The issue that started the ball rolling was the announcement by GameFreak that the game would not include a National Dex. This means that only Pokemon the developers add into the all-new Galar region are available. An undeterminate amount of the roster will be missing, and fans that have important favorite Pokemon throughout titles will be unable to transfer them into the new game.

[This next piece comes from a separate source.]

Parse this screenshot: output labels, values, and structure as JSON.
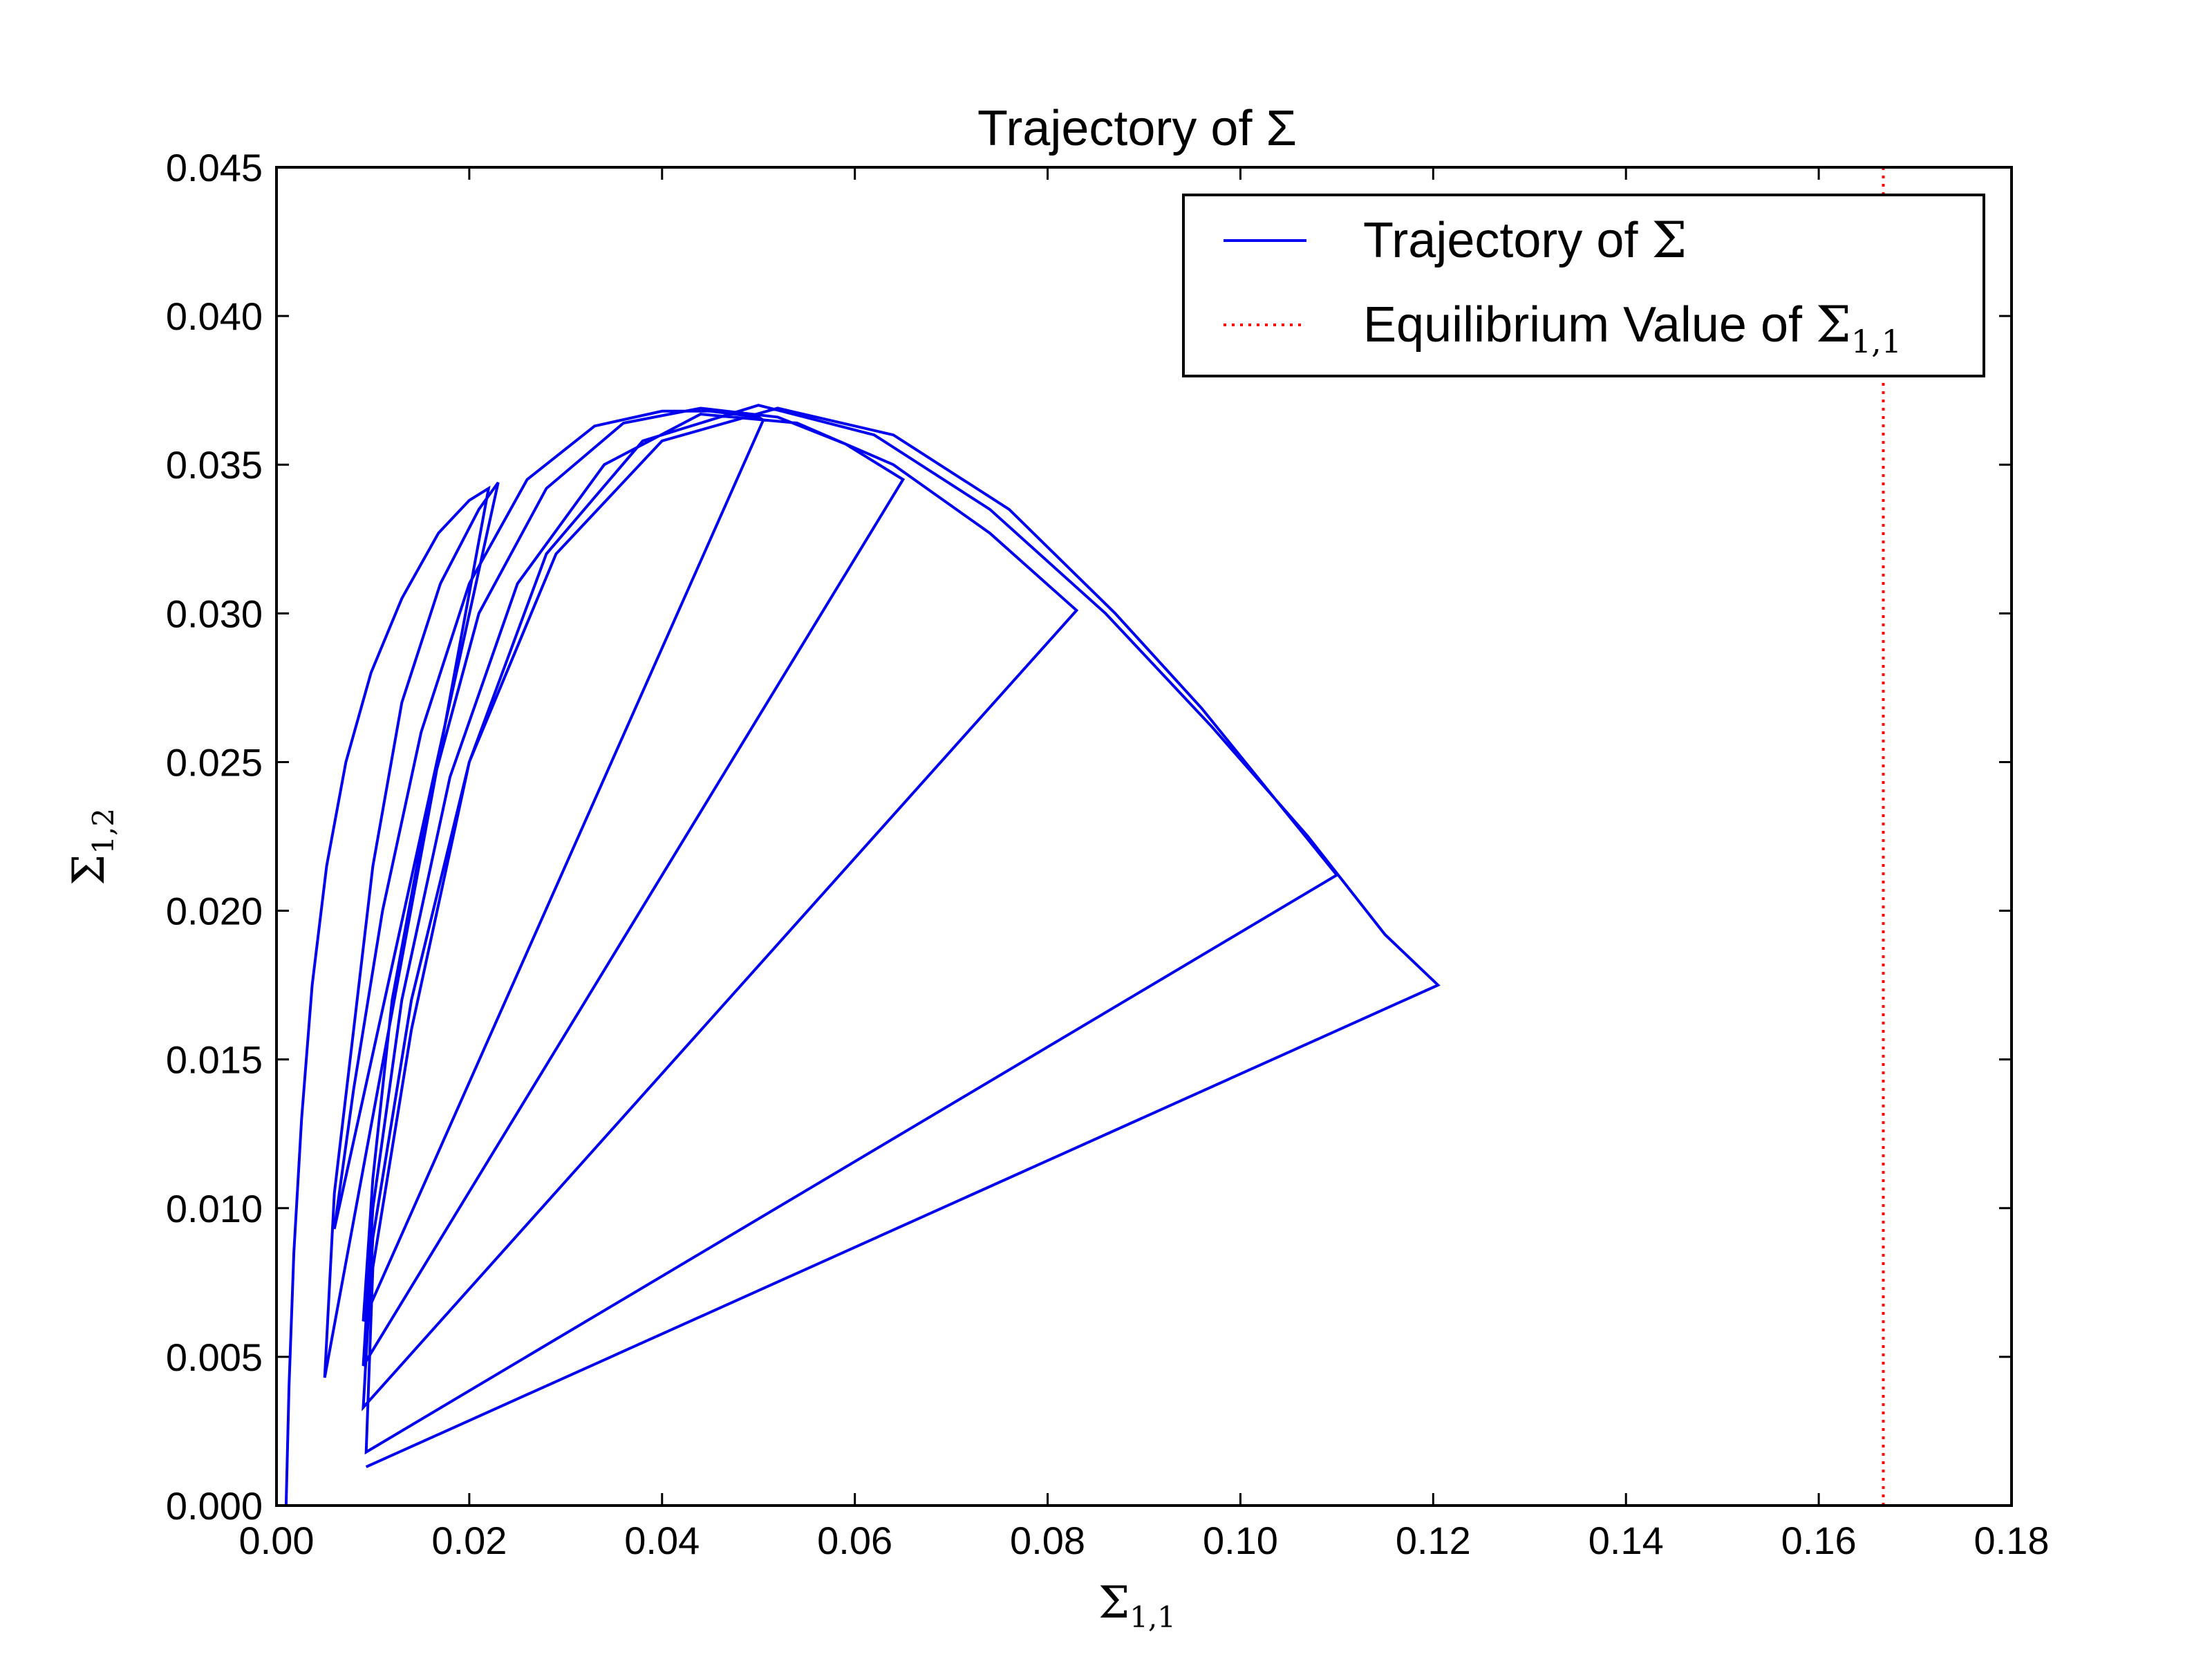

Another issue and the one that will be discussed today is the graphics of the game. Few concerns were released following the Nintendo E3 presentation about the overall quality of the graphics for certain portions of the trailer. However, the real scope of the lacking graphical polish was revealed during the Nintendo Treehouse presentation, when unedited gameplay was shown.
As such, perhaps to quell the controversy, GameFreak supposedly released the statement to Famitsu, saying that all of the models in Sword and Shield were made from scratch and not directly imported. Funnily enough, the statement has not been repeated to concerned Western audiences, and it was through a Polygon article that the internet got ahold of it in the first place.
This first and foremost is not an excuse for the poor graphical quality shown in the trailers thus far, or the decision to not include the National Dex. 3D models were made from scratch for Pokemon X and Y, showing that the studio can indeed make 3D models for a large roster of Pokemon. Additionally, GameFreak is splitting its workforce in half with the decision to work on Town simultaneously. Giving this reason as an excuse to cut features that some fans obviously want more than Gigantamaxing and a new franchise unrelated to Pokemon has been devisive among fans.
However, now questions of the validity of the statement are being raised all over social media. Some Japenese translators have been arguing that the article has been misinterpreted, while some say that the translation is in fact correct. Furthermore, several reputable animators have been able to provide evidence that points to the models being reused after all, contradicting the supposed statement.
Does this mean that only certain Pokemon models needed to be remade, and that the translation was off? Or did GameFreak flat out lie about the work needed to make these models? Either way, this is an interesting development in an already tumultuous game release. As the story unfolds, more details will be on the way.